The Group’s debt liabilities consist of the following two main categories: bank loans and borrowings and finance leases. Loan agreements were entered into mainly for the purposes of financing the investment and acquisition plan. The agreements were entered into for a period in excess of 5 years. The repayment of contracted obligations resulting from the executed loan agreements is made in PLN, EUR and CZK. As at 31 December 2018, the Group was using the main rolling stock components, vehicles and IT hardware under the finance lease agreements in effect.
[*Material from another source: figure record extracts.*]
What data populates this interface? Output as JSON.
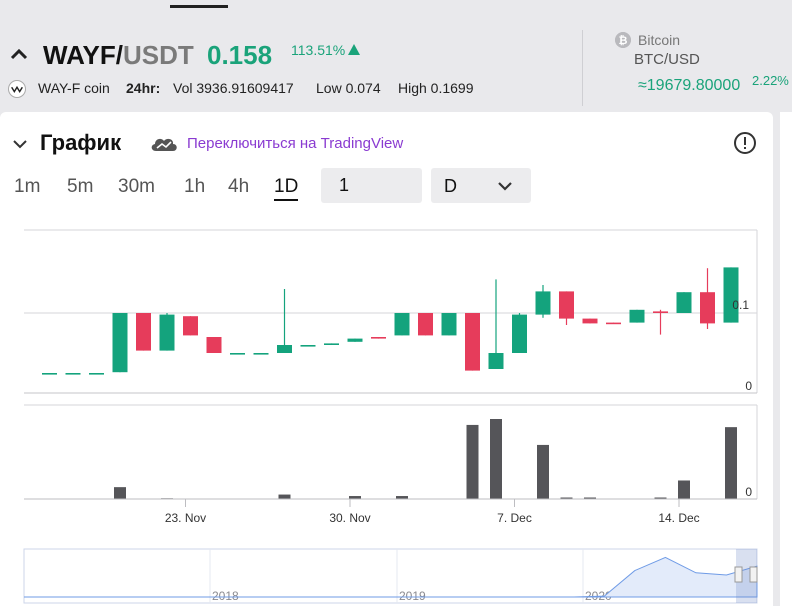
{
  "header": {
    "pair_base": "WAYF/",
    "pair_quote": "USDT",
    "price": "0.158",
    "change_pct": "113.51%",
    "coin_name": "WAY-F coin",
    "h24_label": "24hr:",
    "volume": "Vol 3936.91609417",
    "low": "Low 0.074",
    "high": "High 0.1699",
    "btc_name": "Bitcoin",
    "btc_pair": "BTC/USD",
    "btc_price": "≈19679.80000",
    "btc_pct": "2.22%"
  },
  "chart_panel": {
    "title": "График",
    "tradingview_link": "Переключиться на TradingView",
    "timeframes": [
      "1m",
      "5m",
      "30m",
      "1h",
      "4h",
      "1D"
    ],
    "active_timeframe": "1D",
    "interval_value": "1",
    "interval_unit": "D"
  },
  "colors": {
    "up": "#14a37d",
    "down": "#e63c5b",
    "accent": "#8a3bd1",
    "volume": "#555559"
  },
  "chart_data": [
    {
      "type": "candlestick",
      "title": "",
      "x_tick_labels": [
        "23. Nov",
        "30. Nov",
        "7. Dec",
        "14. Dec"
      ],
      "y_tick_labels": [
        "0.1",
        "0"
      ],
      "candles": [
        {
          "o": 0.025,
          "h": 0.025,
          "l": 0.025,
          "c": 0.025
        },
        {
          "o": 0.025,
          "h": 0.025,
          "l": 0.025,
          "c": 0.025
        },
        {
          "o": 0.025,
          "h": 0.025,
          "l": 0.025,
          "c": 0.025
        },
        {
          "o": 0.026,
          "h": 0.1,
          "l": 0.026,
          "c": 0.1
        },
        {
          "o": 0.1,
          "h": 0.1,
          "l": 0.053,
          "c": 0.053
        },
        {
          "o": 0.053,
          "h": 0.1,
          "l": 0.053,
          "c": 0.098
        },
        {
          "o": 0.096,
          "h": 0.096,
          "l": 0.072,
          "c": 0.072
        },
        {
          "o": 0.07,
          "h": 0.07,
          "l": 0.05,
          "c": 0.05
        },
        {
          "o": 0.05,
          "h": 0.05,
          "l": 0.05,
          "c": 0.05
        },
        {
          "o": 0.05,
          "h": 0.05,
          "l": 0.05,
          "c": 0.05
        },
        {
          "o": 0.05,
          "h": 0.13,
          "l": 0.05,
          "c": 0.06
        },
        {
          "o": 0.06,
          "h": 0.06,
          "l": 0.06,
          "c": 0.06
        },
        {
          "o": 0.06,
          "h": 0.062,
          "l": 0.06,
          "c": 0.062
        },
        {
          "o": 0.064,
          "h": 0.068,
          "l": 0.064,
          "c": 0.068
        },
        {
          "o": 0.07,
          "h": 0.07,
          "l": 0.068,
          "c": 0.068
        },
        {
          "o": 0.072,
          "h": 0.1,
          "l": 0.072,
          "c": 0.1
        },
        {
          "o": 0.1,
          "h": 0.1,
          "l": 0.072,
          "c": 0.072
        },
        {
          "o": 0.072,
          "h": 0.1,
          "l": 0.072,
          "c": 0.1
        },
        {
          "o": 0.1,
          "h": 0.1,
          "l": 0.028,
          "c": 0.028
        },
        {
          "o": 0.03,
          "h": 0.142,
          "l": 0.03,
          "c": 0.05
        },
        {
          "o": 0.05,
          "h": 0.1,
          "l": 0.05,
          "c": 0.098
        },
        {
          "o": 0.098,
          "h": 0.135,
          "l": 0.094,
          "c": 0.127
        },
        {
          "o": 0.127,
          "h": 0.127,
          "l": 0.085,
          "c": 0.093
        },
        {
          "o": 0.093,
          "h": 0.093,
          "l": 0.087,
          "c": 0.087
        },
        {
          "o": 0.088,
          "h": 0.088,
          "l": 0.087,
          "c": 0.087
        },
        {
          "o": 0.088,
          "h": 0.104,
          "l": 0.088,
          "c": 0.104
        },
        {
          "o": 0.102,
          "h": 0.104,
          "l": 0.073,
          "c": 0.1
        },
        {
          "o": 0.1,
          "h": 0.126,
          "l": 0.1,
          "c": 0.126
        },
        {
          "o": 0.126,
          "h": 0.156,
          "l": 0.08,
          "c": 0.087
        },
        {
          "o": 0.088,
          "h": 0.157,
          "l": 0.088,
          "c": 0.157
        }
      ],
      "volumes": [
        0,
        0,
        0,
        16,
        0,
        1,
        0,
        0,
        0,
        0,
        6,
        0,
        0,
        4,
        0,
        4,
        0,
        0,
        100,
        108,
        0,
        73,
        2,
        2,
        0,
        0,
        2,
        25,
        0,
        97
      ],
      "y_ticks": [
        0.1,
        0
      ]
    },
    {
      "type": "area",
      "title": "",
      "x_tick_labels": [
        "2018",
        "2019",
        "2020"
      ],
      "values": [
        0,
        0,
        0,
        0,
        0,
        0,
        0,
        0,
        0,
        0,
        0,
        0,
        0,
        0,
        0,
        0,
        0,
        0,
        0,
        0.02,
        0.6,
        0.9,
        0.55,
        0.5,
        0.7
      ]
    }
  ]
}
The agreements that are currently in effect were concluded for the term from 3 to 10 years in PLN, EUR and CZK. The collateral established to secure the repayment of liabilities is described in Note 7.5.
Items in foreign currencies
Reconciliation of debt liabilities
Net debt is construed by the Group as the sum of bank loans, borrowings and lease liabilities minus cash and cash equivalents and deposits longer than 3 months.
EBITDA is defined in the statement of profit or loss and other comprehensive income as operating profit plus depreciation and impairment losses. The Parent Company’s Management Board perceives EBITDA as a key performance measure.
Net debt / EBITDA is one of the key indicators taken into consideration by the Parent Company’s Management Board in analysing financial liquidity and creditworthiness.
Unused credit lines
On 24 May 2018, an overdraft facility agreement was entered into by the Parent Company with Bank Polska Kasa Opieki S.A. for up to PLN 100 million. The facility will be available for a period of 12 months until 24 May 2019, with an option to extend the availability period by an additional 12 months, i.e. until 24 May 2020.
Breach of the terms and conditions of the loan agreements
As at 31 December 2018, there were no breaches of any loan agreements.